Virginie Despentes, Phia Ménard, Pascal Rambert.
Un spectacle qui vous a profondément marquée ?
Nelken, de Pina Bausch, j’avais dix-huit ans. J’ai été éblouie par cette liberté de style entre théâtre et danse. Par la puissance de ce groupe. Par ces êtres profondément poétiques, cette grande et longue femme qui jouait de l’accordéon torse nu, cet homme qui signait « The Man I love », ces hommes dansant en robe longue ouverte dans le dos, et ces oeillets écrasés par leurs pas, au fur et à mesure. Impossible de sortir intacte de Nelken ou d’autres spectacles de Pina Bausch, chacun d’entre eux proposait un long voyage au coeur de ses désirs, de sa pudeur et de sa violence.
Trois professionnels qui ont marqué votre parcours ?
Antoine Vitez pour la liberté qu’il enseignait, « tracez votre chemin vous-même, vous seul.e savez ce que vous êtes et ferez ».

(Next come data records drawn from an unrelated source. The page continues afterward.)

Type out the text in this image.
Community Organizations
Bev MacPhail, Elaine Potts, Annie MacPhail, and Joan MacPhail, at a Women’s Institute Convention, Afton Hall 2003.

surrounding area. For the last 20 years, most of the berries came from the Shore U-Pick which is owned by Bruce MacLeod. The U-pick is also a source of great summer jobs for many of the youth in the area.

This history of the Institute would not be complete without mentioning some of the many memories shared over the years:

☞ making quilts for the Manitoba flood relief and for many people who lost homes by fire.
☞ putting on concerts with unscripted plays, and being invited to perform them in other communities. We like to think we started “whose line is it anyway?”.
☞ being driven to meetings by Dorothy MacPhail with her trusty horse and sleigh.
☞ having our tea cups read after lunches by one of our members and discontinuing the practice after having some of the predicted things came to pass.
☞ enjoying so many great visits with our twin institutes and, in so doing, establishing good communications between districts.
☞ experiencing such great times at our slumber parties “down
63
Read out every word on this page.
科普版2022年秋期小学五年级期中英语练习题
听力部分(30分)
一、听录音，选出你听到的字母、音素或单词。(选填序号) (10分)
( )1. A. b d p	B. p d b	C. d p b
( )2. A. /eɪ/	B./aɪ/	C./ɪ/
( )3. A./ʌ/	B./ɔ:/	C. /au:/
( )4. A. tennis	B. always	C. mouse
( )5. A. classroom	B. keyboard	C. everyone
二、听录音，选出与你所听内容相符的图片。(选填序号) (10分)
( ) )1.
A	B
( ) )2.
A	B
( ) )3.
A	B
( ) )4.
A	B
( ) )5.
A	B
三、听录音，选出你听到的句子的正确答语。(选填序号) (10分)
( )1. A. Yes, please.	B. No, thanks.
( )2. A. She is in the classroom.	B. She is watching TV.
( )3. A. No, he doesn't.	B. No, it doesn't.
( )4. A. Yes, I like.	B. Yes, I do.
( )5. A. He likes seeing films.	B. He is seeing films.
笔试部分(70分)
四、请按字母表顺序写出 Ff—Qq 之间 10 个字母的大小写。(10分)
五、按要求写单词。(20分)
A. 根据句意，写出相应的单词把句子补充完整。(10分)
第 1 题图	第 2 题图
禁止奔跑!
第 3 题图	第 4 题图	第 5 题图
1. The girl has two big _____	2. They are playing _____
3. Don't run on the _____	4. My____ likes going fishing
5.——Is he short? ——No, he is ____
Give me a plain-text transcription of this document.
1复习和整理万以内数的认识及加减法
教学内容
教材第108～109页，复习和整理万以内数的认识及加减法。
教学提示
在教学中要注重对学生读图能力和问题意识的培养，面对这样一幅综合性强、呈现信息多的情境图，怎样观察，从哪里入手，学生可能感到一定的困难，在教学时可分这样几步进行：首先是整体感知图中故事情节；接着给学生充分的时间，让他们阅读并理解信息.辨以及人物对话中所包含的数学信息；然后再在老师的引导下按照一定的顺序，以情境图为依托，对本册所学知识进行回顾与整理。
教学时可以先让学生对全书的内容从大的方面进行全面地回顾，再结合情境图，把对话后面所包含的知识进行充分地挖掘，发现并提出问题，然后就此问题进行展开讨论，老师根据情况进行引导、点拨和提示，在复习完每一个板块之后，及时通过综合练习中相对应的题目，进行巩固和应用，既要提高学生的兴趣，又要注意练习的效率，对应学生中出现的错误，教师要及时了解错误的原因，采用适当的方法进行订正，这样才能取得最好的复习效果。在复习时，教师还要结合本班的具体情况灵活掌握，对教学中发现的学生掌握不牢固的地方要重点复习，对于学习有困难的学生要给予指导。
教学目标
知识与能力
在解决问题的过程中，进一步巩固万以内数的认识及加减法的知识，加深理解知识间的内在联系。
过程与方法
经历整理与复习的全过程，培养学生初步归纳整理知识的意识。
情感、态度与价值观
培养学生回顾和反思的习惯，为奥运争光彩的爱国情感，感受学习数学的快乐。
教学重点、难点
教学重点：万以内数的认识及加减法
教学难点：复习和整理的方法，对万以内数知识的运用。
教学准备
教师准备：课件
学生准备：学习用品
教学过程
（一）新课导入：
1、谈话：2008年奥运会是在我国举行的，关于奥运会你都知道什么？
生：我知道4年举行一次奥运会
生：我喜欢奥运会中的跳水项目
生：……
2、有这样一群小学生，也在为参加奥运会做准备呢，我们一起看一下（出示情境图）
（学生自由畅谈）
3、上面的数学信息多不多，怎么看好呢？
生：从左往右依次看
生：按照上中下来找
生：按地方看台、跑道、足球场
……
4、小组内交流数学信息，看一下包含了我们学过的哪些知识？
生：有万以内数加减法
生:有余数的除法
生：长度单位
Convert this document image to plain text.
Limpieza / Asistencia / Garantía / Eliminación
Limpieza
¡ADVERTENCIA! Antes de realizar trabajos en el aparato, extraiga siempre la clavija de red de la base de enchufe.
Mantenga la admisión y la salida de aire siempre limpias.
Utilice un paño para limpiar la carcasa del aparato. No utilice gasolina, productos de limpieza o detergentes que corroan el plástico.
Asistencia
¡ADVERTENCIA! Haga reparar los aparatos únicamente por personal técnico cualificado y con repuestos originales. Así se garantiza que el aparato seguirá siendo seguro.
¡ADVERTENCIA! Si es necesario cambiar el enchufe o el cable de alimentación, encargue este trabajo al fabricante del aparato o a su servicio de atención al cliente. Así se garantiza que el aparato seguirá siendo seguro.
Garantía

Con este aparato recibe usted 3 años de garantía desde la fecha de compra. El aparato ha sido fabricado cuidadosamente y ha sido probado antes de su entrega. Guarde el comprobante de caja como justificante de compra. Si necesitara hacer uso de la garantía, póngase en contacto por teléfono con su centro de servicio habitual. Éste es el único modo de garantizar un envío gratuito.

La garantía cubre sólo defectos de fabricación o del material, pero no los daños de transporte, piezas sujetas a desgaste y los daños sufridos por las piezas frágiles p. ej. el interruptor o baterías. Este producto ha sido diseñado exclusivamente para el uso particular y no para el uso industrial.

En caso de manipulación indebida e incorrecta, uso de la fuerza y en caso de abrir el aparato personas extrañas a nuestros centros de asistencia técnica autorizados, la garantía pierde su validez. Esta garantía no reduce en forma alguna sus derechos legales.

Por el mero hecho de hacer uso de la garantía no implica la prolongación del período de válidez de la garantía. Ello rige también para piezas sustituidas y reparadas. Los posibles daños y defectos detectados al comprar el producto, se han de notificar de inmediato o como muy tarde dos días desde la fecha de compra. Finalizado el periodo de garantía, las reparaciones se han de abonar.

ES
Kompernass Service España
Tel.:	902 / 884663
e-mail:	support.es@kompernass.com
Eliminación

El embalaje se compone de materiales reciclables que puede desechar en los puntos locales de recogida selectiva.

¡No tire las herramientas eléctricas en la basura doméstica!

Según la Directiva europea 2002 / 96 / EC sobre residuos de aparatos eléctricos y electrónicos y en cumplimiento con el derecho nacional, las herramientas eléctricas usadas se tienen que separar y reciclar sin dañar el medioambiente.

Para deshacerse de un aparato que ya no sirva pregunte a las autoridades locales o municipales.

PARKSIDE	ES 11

Michel Vinaver, que j’ai rencontré à la fac, immense auteur, immense lecteur, immense passeur d’écritures théâtrales et de pensée sur l’art.
Et Jean-Paul Angot, aujourd’hui directeur de la MC2: Grenoble, qui m’a guidée vers la mise en scène et transmis le goût pour la direction d’un lieu.
Si vous n’aviez qu’un seul lieu de spectacle à conseiller ?
Théâtre Ouvert, à Paris, un lieu important des écritures contemporaines où tous les formats sont possibles. J’y ai beaucoup de souvenirs, de spectacles, de lectures, de belles rencontres et de fêtes.
Si vous n’aviez qu’un seul festival à conseiller ?
Théâtre en mai, à Dijon.
Et la Mousson d’Eté, que j’ai fondée avec Michel Didym et quelques autres au début des années 90 à l’Abbaye des Prémontrés (Pont-à-Mousson, 54), que nous avons pensée comme une fête de l’écriture, jour et nuit.
Que détestez-vous par-dessus tout chez les professionnels ?
La parole non tenue.
Votre meilleur souvenir de professionnel ?
Requiem, de Hanokh Levin, dont nous avons présenté ma mise en scène à Tel-Aviv au Cameri, le théâtre créé et dirigé par Levin lui-même. Sensation rare d’être au rendez-vous avec un être disparu.
Votre pire souvenir de professionnel ?
Trop tôt pour en parler.
Trois adjectifs pour qualifier la filière culturelle aujourd’hui ?
Créative, mais peut-être pas assez ouverte sur l’Europe et l’international.
Pas assez de soutien aux équipes artistiques, aux démarches d’implantation et d’expérimentation sur les territoires.
Et la question de l’égalité femmes-hommes qui avance lentement.
Qu’avez-vous réussi de mieux dans votre vie ?
Mon enfant.
Vos passions (hors art et culture) ?
Les jardins, les fleurs, l’histoire, la poésie, fabriquer des bijoux et des vêtements. Voyager.
L’autre métier que vous auriez aimé exercer ?
Gynécologue obstétricienne — pour voir naître des enfants — ou historienne.
Un conseil à ceux qui débutent dans la filière ?
Penser son parcours dans la durée. S’imaginer dans 10, 15 ou 20 ans.